Here's another quote (a long one) apropos of our conversation. This one is from Emerson.

"Things are so strictly related, that according to the skill of the eye, from any one object the parts and properties of any other may be predicted. If we had eyes to see it, a bit of stone from the city wall would certify us of the necessity that man must exist, as readily as the city. That identity makes us all one, and reduces to nothing great intervals on our customary scale. We talk of deviations from natural life, as if artificial life were not also natural. The smoothest curled courtier in the boudoirs of a palace has an animal nature, rude and aboriginal as a white bear, omnipotent to its own ends, and is directly related, there among essences and billetsdoux, to Himmeleh mountain-chains, and the axis of the globe. If we consider how much we are nature's, we need not be superstitious about towns, as if that terrific or benefic force did not find us there also, and fashion cities. Nature who made the mason, made the house. We may easily hear too much of rural influences. The cool disengaged air of natural objects, makes them enviable to us, chafed and irritable creatures with red faces, and we think we shall be as grand as they, if we camp out and eat roots; but let us be men instead of woodchucks, and the oak and the elm shall gladly serve us, though we sit in chairs of ivory on carpets of silk."

Billy Blake said...

To gaze into the eyes of your love is to see the edges of her soul.

To talk deeply with your love is to know her mind and her heart.

To make love to your love is to melt into one.

Let me ask y'all a question: which of these single things would you like to share with your wives (or husbands, as the case may be)?

Anonymous said...

I don't see how it relates to the conversation, but...

Each of the options you offer has its place and time. But, even as stated, each bears the inordinate burden of an undeliverable promise. To touch the soul of another is a fearful thing. I, for one, dare not.

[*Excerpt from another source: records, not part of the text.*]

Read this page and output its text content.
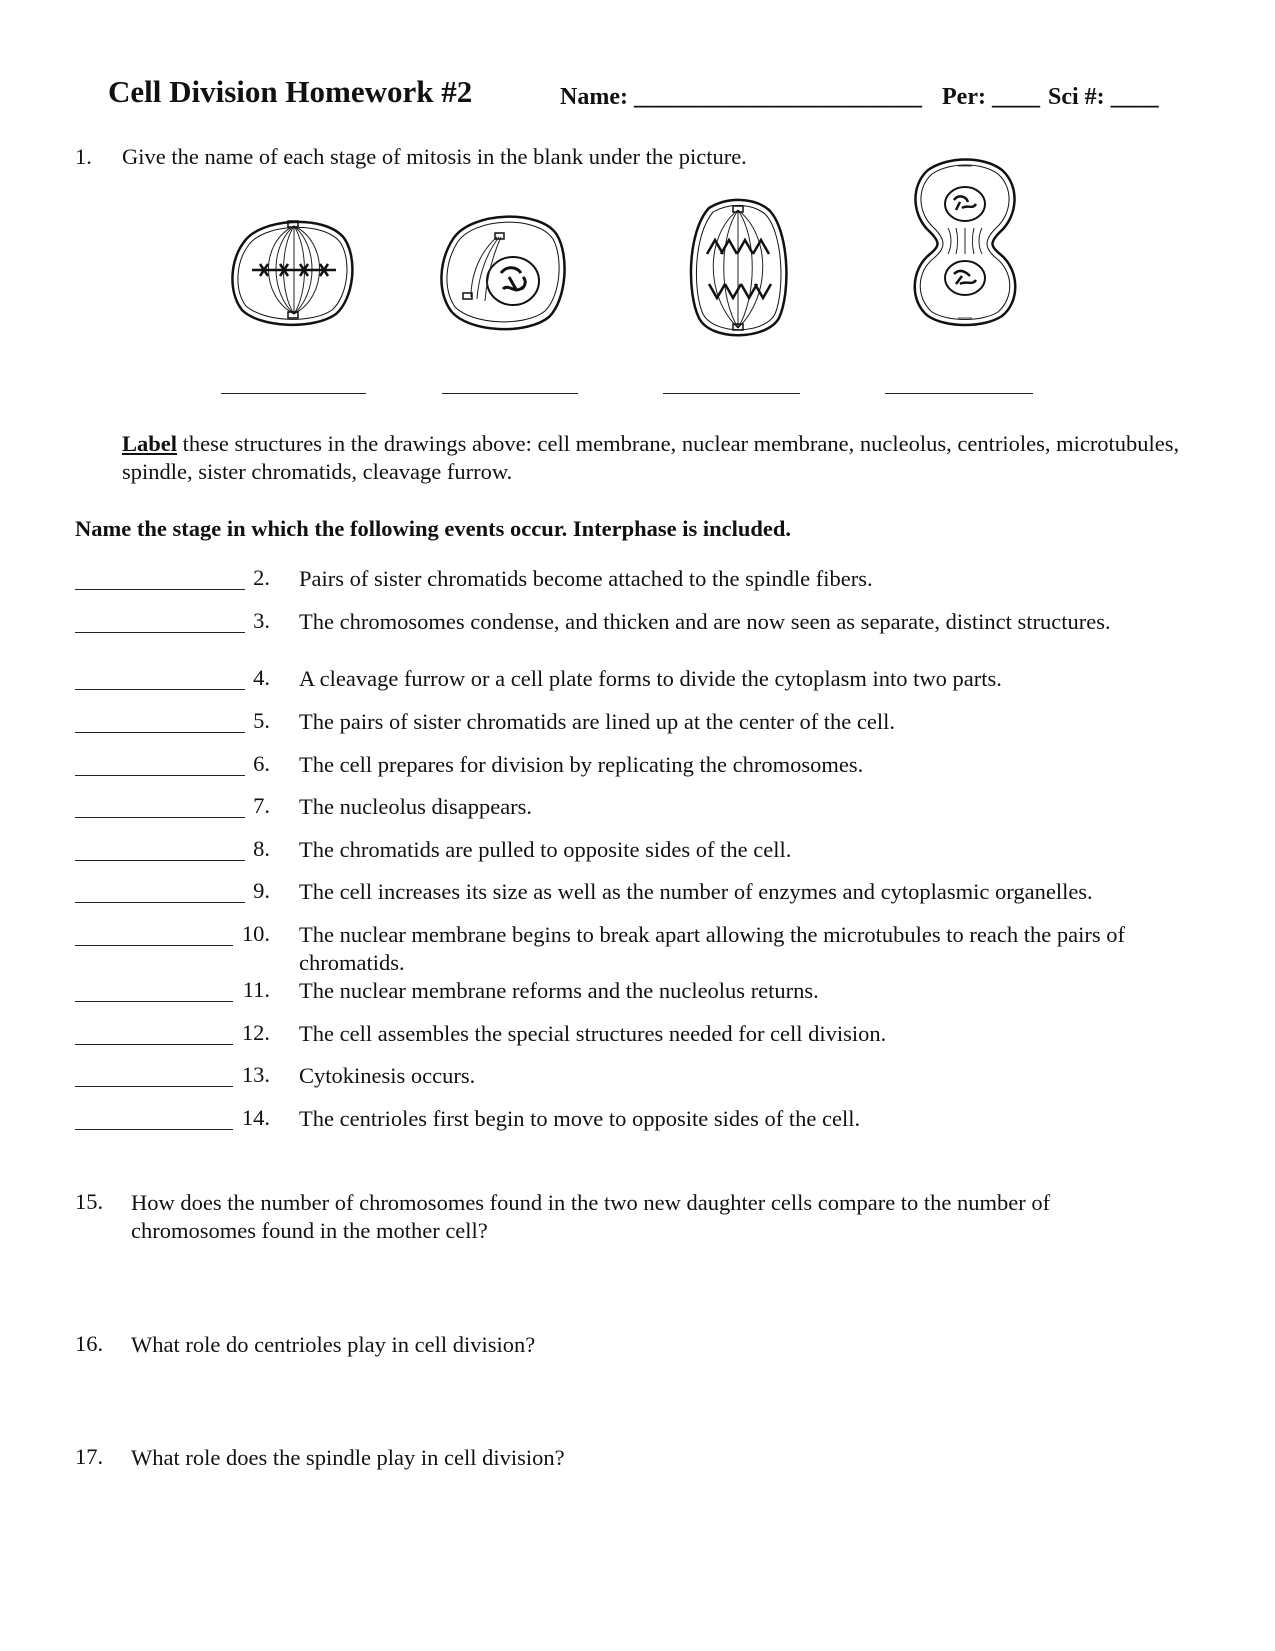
Cell Division Homework #2	Name: ________________________ Per: ____ Sci #: ____
1. Give the name of each stage of mitosis in the blank under the picture.
Label these structures in the drawings above: cell membrane, nuclear membrane, nucleolus, centrioles, microtubules, spindle, sister chromatids, cleavage furrow.
Name the stage in which the following events occur. Interphase is included.
2. Pairs of sister chromatids become attached to the spindle fibers.
3. The chromosomes condense, and thicken and are now seen as separate, distinct structures.
4. A cleavage furrow or a cell plate forms to divide the cytoplasm into two parts.
5. The pairs of sister chromatids are lined up at the center of the cell.
6. The cell prepares for division by replicating the chromosomes.
7. The nucleolus disappears.
8. The chromatids are pulled to opposite sides of the cell.
9. The cell increases its size as well as the number of enzymes and cytoplasmic organelles.
10. The nuclear membrane begins to break apart allowing the microtubules to reach the pairs of chromatids.
11. The nuclear membrane reforms and the nucleolus returns.
12. The cell assembles the special structures needed for cell division.
13. Cytokinesis occurs.
14. The centrioles first begin to move to opposite sides of the cell.
15. How does the number of chromosomes found in the two new daughter cells compare to the number of chromosomes found in the mother cell?
16. What role do centrioles play in cell division?
17. What role does the spindle play in cell division?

Let me, rather, commune with the Maker of souls, and through His mediation, let soul be joined to soul in perfect balance: contemplation, conversation, and consummation.

In Him, holiness prevails. On my own, I risk grave damage to myself or to her, through ineptitude, inexperience, or pure ignorance--nevermind deep set selfishness.

Billy Blake said...

Hooo! You zigged when I thought you'd zag. Here's where that thought was going. I asked about different ways of knowing your wife, assuming everybody would say they want to know their wife in all of those ways, not just one.

I could have asked the exact same question about how you want to know the natural world. Do you want to know the world through a few sensory experiences or through all of them?

You made a great point about depth. Chasing adrenaline thrills is childish after a while, but there's nothing juvenile about wanting to know the world in more depth as you say. The way to know the world in greater depth is to experience it in new ways. One of these ways is adventure. So I would say that adventure isn't just an option for people with particular inclinations, it's an important way of knowing the world that nobody should neglect.

Anonymous said...

oooH!

I get it, now. You make a great point.